EDIT: I see there is an open issue for that on github

[−] kingofbits 36d ago
Nicely done! Ive been abusing chatgpt's overlay window for this, until now
[−] pmarreck 39d ago
How does this compare with Superwhisper, which is otherwise excellent but not cheap?
[−] jannniii 39d ago
Oh dear, why does it not use apfel for cleanup? No model download necessary…
[−] gegtik 39d ago
how does this compare to macos built in siri TTS, in quality and in privacy?
[−] purplehat_ 39d ago
Hi Matt, there's lots of speech-to-text programs out there with varying levels of quality. 100% local is admirable but it's always a tradeoff and users have to decide for themselves what's worth it.

Would you consider making available a video showing someone using the app?

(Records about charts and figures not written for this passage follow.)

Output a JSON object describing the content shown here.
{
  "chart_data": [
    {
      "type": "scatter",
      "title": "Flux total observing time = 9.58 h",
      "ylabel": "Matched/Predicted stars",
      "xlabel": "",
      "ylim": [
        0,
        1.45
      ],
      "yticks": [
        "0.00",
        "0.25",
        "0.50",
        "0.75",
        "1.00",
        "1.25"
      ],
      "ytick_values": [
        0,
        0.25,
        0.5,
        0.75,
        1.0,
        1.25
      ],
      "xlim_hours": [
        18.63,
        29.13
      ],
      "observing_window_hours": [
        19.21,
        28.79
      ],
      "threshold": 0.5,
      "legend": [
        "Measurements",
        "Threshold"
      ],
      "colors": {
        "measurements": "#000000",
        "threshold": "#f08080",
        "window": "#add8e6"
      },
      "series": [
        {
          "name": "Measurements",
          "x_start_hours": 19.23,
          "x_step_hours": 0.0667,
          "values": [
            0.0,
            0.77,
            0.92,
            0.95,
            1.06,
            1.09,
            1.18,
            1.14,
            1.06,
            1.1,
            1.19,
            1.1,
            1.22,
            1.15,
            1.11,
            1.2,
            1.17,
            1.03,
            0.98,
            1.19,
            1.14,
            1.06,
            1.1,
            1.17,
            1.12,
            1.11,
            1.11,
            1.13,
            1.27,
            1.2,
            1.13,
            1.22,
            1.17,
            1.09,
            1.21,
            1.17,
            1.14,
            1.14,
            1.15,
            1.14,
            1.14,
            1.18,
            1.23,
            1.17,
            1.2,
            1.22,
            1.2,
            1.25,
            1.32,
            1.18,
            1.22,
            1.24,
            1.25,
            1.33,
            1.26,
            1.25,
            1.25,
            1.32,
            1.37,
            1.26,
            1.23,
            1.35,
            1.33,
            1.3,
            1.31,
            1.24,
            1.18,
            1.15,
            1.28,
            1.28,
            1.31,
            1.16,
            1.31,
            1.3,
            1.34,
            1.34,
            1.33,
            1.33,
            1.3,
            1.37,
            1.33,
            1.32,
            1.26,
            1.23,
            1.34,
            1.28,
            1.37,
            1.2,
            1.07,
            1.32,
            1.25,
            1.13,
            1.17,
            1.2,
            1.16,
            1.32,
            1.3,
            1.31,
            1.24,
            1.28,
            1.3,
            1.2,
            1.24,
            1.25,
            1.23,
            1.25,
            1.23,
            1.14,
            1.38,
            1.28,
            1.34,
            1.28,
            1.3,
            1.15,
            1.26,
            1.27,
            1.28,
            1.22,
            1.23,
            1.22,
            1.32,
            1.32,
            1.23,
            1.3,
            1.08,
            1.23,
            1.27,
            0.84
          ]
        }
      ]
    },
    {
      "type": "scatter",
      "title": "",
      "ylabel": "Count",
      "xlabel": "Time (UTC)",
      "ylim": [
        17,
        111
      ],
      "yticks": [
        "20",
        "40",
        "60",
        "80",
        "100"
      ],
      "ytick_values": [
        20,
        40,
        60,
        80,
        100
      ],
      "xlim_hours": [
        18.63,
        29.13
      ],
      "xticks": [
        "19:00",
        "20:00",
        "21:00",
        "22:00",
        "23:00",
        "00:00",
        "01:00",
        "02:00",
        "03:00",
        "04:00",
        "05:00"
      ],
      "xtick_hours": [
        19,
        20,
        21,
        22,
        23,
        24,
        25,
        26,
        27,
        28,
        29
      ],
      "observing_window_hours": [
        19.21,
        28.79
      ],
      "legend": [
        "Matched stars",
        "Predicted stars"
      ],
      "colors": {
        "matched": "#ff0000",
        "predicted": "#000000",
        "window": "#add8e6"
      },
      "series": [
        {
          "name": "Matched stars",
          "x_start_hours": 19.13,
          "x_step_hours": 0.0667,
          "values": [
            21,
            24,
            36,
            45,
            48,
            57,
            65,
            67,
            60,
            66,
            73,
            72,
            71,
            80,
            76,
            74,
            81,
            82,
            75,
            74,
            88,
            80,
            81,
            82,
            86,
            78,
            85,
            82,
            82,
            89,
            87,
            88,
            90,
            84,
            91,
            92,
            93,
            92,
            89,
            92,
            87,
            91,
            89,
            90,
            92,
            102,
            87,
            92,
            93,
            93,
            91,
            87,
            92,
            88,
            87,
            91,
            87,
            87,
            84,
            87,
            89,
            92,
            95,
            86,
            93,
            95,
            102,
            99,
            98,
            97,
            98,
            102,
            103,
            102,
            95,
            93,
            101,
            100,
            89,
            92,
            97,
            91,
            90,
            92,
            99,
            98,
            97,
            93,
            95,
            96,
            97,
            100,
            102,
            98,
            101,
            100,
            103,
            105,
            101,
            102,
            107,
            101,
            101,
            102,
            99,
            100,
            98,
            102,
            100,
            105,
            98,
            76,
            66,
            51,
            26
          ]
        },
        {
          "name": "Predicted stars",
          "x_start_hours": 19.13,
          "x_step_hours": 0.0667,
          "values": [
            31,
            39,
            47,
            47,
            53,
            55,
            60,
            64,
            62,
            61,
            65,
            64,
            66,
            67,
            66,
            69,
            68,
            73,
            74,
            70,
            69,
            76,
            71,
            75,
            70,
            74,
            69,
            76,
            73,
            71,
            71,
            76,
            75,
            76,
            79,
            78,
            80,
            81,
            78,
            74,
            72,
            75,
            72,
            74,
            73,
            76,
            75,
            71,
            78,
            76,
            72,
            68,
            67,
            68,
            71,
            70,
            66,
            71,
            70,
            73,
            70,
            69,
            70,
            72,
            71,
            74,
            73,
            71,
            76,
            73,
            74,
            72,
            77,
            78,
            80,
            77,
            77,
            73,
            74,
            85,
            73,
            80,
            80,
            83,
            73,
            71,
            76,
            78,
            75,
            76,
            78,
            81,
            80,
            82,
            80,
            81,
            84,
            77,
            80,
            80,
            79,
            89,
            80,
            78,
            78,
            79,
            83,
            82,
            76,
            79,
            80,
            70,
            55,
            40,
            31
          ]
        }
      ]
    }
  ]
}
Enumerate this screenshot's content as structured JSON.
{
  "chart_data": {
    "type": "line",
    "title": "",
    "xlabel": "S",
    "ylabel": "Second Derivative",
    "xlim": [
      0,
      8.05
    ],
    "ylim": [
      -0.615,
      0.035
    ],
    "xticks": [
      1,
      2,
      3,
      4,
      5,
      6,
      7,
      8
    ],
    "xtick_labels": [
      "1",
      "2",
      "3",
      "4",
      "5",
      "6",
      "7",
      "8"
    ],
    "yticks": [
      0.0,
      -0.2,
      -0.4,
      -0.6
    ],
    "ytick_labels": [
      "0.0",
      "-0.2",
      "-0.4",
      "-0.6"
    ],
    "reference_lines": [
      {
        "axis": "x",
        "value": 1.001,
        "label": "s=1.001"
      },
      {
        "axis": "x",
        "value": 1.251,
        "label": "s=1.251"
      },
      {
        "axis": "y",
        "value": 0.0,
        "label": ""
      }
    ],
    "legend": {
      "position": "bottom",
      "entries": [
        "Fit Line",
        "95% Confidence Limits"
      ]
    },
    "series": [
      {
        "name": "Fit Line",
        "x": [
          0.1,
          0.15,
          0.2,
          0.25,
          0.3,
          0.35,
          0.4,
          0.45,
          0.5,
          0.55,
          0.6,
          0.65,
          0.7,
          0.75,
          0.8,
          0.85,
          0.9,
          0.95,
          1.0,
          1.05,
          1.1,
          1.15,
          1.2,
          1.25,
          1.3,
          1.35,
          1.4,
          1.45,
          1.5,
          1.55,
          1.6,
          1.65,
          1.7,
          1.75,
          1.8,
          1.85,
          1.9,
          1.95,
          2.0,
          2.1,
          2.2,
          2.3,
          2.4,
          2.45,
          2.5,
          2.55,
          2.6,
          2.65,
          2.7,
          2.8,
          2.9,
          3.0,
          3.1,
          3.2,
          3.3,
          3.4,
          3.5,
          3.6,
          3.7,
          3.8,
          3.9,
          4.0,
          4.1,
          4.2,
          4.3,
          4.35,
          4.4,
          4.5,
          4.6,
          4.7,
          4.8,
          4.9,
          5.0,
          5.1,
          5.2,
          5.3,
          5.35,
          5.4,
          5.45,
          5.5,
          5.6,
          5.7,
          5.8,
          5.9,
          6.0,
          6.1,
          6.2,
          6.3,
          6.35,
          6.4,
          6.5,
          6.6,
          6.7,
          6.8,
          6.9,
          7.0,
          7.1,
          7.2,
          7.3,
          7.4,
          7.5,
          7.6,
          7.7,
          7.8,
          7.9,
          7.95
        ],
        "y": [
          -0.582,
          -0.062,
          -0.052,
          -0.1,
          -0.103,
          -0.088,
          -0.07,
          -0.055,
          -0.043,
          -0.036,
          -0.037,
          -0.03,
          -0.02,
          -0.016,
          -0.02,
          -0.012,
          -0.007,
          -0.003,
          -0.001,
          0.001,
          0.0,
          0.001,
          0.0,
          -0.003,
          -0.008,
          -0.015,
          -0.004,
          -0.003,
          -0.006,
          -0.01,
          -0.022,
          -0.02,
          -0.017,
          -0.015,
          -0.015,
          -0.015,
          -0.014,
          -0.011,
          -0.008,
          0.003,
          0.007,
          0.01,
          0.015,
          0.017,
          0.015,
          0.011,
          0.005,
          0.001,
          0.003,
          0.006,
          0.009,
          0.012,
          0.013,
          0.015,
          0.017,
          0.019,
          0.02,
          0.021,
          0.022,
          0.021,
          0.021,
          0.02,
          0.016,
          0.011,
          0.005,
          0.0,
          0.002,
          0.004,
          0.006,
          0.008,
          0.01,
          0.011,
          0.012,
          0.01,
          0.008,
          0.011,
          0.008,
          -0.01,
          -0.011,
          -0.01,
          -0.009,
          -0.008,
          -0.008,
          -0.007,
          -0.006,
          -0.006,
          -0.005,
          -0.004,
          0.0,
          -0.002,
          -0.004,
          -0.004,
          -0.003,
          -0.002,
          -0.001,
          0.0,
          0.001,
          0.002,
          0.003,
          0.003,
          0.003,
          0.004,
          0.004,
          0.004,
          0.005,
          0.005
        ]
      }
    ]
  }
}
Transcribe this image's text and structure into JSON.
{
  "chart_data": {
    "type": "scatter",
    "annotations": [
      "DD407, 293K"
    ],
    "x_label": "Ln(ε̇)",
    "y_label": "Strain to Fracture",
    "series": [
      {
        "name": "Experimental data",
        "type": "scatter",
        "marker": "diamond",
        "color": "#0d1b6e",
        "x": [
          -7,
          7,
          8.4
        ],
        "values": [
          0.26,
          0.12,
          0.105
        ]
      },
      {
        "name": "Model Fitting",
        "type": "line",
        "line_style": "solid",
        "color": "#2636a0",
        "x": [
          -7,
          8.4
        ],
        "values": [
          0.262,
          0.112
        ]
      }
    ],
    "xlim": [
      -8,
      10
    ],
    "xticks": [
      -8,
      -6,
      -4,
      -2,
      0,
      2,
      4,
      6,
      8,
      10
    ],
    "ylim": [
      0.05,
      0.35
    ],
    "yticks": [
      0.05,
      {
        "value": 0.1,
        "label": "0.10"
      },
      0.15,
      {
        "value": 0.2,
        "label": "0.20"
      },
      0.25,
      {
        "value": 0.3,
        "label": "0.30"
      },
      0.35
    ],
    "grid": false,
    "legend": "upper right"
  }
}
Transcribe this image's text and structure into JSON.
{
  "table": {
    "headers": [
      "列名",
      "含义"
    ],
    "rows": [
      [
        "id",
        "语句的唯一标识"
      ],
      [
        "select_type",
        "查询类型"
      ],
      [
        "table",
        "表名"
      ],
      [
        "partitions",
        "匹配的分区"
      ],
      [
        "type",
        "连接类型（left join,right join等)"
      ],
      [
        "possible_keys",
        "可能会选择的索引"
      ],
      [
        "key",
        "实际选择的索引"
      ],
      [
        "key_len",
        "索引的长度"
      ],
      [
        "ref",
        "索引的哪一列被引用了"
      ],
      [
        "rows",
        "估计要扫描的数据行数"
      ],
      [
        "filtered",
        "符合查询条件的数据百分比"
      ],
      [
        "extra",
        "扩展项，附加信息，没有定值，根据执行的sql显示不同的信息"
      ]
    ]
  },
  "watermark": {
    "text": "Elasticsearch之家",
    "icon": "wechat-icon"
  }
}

[−] therealdeal2020 38d ago
btw I know at least a dozen doctors that still pay for software like this. I think doctors are THE profession that likes to use speech-to-text all day every day
[−] imazio 39d ago
is this the support group for people building speech-to-text apps?

I built https://yakki.ai

No regrets so far! XP

[−] leeeeep101 36d ago
i also did this dictatorflow lee101/voicetype i open sourced it also. nice. might be good reference :)
[−] vaulpann 39d ago
very cool - huge open source drop!
[−] thatxliner 39d ago
why isn't the cleanup done on the transcription (as opposed to screen record)
[−] dakila5 39d ago
MacWhisper is also a good one
[−] douglaswlance 39d ago
does it input the text as soon as it hears it? or does it wait until the end?